"That's right," said the thin, grey man, "the Führer gets to have the ideals, and we get to carry the can."
A thin, gray man is trying to pass through the crowd on the street, because the Führer is about the make an appearance. The man is only concerned about getting to his job on time, though. One of SA men tells him that he should be grateful for the Führer's ideals and this is what the man answers. He is immediately taken away by the SA men. It shows a complete and utter silencing and submission of regular people who aren't blind to what's happening, but who end up like the thin, gray man if they dare to speak.
"The purest of lyric poets needs to yearn for perfection. Once you've got perfection, poetry stops. Once criticism's no longer possible, you have to keep quiet."
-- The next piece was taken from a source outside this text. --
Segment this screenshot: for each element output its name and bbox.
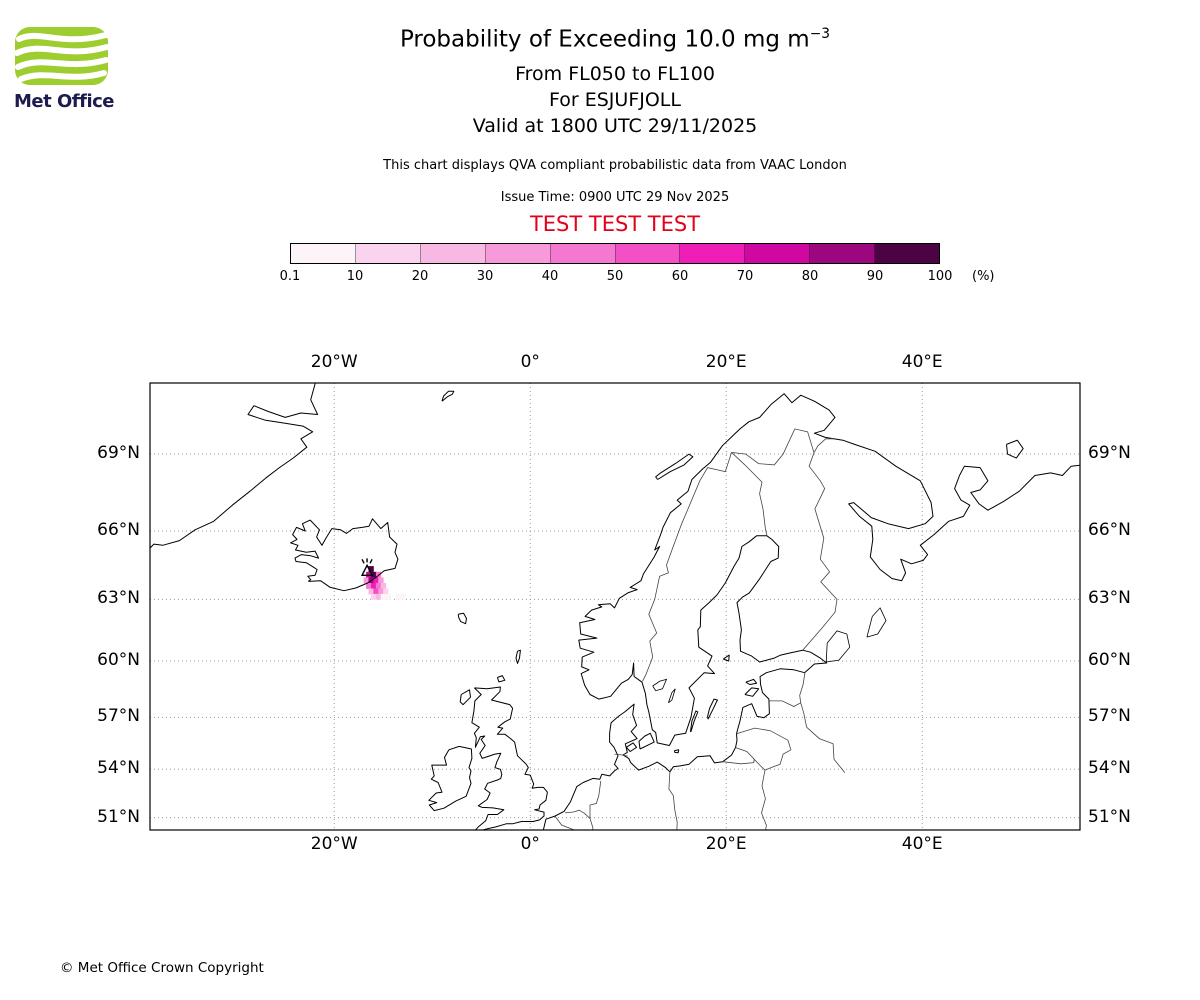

Heine is a critical voice in the novel, correlating with the author. The perfection he talks about is a twisted idea of perfection forced upon people by dictatorship, with hatred and fear. Criticism is not any longer possible because there is nothing to criticize, but because criticism is completely forbidden.
"These days, it means quite a lot if a desperate man, ready for anything, refrains from killing someone else."
Sanna's brother, Algin, completely lost his freedom of writing under Nazi rule, just like all the other artists lost their freedom. The only way to survive is to write about the greatness of Hitler and Nazism. Unable to sell himself like that, he's come to a point where life doesn't have much value to him. It truly shows the tense and desperate atmosphere and crumbling of society where people are pushed to the edge having lost all hope.